Verizon Wireless sees ringback tones as another way to get a little more incremental revenue out of the oh-so-fickle youth market, with whom ringtones have been so popular in the first place. While ringtones allow subscribers to enjoy their own musical tastes when called, ringback tones foist those tastes upon the people calling them. What could be more fitting for an increasingly exhibitionistic youth segment?

“This goes well beyond the ringtones,” said John Harrobin, vice president of marketing and sales for Verizon Wireless's Western region. “Ringtones are a way for you to communicate with yourself. Ringback tones communicate with your callers. They're another way for our subscribers to express themselves to the people they know.”

They're also another way for Verizon Wireless to rake in the dough if the service is successful. Unlike ringtones, which are handset-based, ringback tones originate from the network, meaning any subscriber with a postpaid subscription regardless of handset can use the service. A carrier doesn't have to optimize specific tones for certain handsets or manage monophonic, polyphonic or digital recording versions of the same tone. It doesn't have to figure out a way to airlift each tone to each handset. Nor does it have to wend the convoluted road of digital rights management because the intellectual property is stored in the network, not on the phone itself.

On top of that, because the service is network-based, Verizon Wireless can charge a monthly recurring fee of $1 to run the service so the ringback tone keeps paying for itself long after the customer shells out the $2 to buy the tone in the first place.

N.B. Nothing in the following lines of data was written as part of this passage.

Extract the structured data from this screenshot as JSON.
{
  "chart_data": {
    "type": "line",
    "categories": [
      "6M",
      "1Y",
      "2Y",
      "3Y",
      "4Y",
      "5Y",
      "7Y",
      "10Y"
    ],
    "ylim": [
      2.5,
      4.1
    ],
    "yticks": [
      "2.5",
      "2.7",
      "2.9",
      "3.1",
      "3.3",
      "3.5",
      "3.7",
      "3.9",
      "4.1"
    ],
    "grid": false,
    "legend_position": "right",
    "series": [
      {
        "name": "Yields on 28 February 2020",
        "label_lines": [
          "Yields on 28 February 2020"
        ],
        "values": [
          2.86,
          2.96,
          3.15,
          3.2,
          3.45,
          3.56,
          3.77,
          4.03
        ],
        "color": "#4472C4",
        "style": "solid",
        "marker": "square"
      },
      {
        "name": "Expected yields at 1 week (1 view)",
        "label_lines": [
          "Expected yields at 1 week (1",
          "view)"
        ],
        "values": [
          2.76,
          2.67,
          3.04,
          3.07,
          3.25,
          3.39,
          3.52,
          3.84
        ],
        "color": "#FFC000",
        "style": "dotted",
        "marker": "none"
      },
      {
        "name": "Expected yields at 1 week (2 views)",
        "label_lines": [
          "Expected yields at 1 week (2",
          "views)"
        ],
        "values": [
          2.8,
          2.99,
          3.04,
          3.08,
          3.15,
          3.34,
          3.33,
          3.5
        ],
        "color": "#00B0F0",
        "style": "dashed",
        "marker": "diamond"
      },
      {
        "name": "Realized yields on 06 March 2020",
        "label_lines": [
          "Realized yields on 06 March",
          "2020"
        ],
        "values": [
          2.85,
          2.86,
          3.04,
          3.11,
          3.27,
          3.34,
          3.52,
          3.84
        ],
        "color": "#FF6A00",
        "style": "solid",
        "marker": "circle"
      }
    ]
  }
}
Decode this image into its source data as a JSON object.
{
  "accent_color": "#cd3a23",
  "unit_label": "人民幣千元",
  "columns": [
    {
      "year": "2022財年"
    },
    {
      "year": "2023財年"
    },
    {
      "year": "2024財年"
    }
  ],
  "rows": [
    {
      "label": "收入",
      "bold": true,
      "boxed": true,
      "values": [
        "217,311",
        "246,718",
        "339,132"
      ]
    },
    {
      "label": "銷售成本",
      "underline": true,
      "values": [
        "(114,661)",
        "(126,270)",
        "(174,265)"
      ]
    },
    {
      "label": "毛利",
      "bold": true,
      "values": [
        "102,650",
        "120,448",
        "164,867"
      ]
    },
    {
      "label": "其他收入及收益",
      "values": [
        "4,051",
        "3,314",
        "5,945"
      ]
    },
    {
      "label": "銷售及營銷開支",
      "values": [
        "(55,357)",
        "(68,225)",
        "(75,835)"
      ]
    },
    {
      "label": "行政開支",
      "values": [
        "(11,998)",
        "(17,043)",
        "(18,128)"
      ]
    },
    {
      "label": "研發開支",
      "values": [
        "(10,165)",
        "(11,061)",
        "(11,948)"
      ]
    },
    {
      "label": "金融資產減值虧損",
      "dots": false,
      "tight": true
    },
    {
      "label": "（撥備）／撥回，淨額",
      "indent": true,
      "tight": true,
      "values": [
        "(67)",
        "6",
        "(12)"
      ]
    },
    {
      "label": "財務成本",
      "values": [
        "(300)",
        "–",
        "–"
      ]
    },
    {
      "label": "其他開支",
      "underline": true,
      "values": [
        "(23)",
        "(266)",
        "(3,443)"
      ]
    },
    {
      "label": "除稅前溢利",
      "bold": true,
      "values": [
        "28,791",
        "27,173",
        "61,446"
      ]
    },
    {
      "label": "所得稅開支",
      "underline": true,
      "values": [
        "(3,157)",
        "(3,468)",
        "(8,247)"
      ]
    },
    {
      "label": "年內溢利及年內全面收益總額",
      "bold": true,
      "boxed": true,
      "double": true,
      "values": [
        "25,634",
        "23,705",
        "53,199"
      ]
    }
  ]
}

That proposition has to trigger a Pavlovian reaction in the mouth of any carrier, but so far, Verizon Wireless has been the only one to embrace it. However, Verizon Wireless hasn't quite embraced it completely. It's only launching with gear provided by Asian partner SK Telecom in Sacramento and Southern California, where its youth-focused marketing is particularly acute. But it has committed to a nationwide rollout in 2005, once it irons out its service.

However, it's not just Verizon Wireless that will be monitoring the service in L.A. If Verizon Wireless' trial enjoys an inkling of success, the other carriers are sure to investigate their own ringback tone applications. The carriers are in such competitive lockstep that any first-to-market advantage would be quickly eliminated in 2005, said Brian Demers, vice president and general manager of mobile applications business for NMS Communications, the company providing the core technology in Verizon Wireless' and SK Telecom's launch.

“The other carriers will absolutely launch next year,” Demers said. “There had to be a first carrier to launch in the Americas and we're just happy that it was a big one.”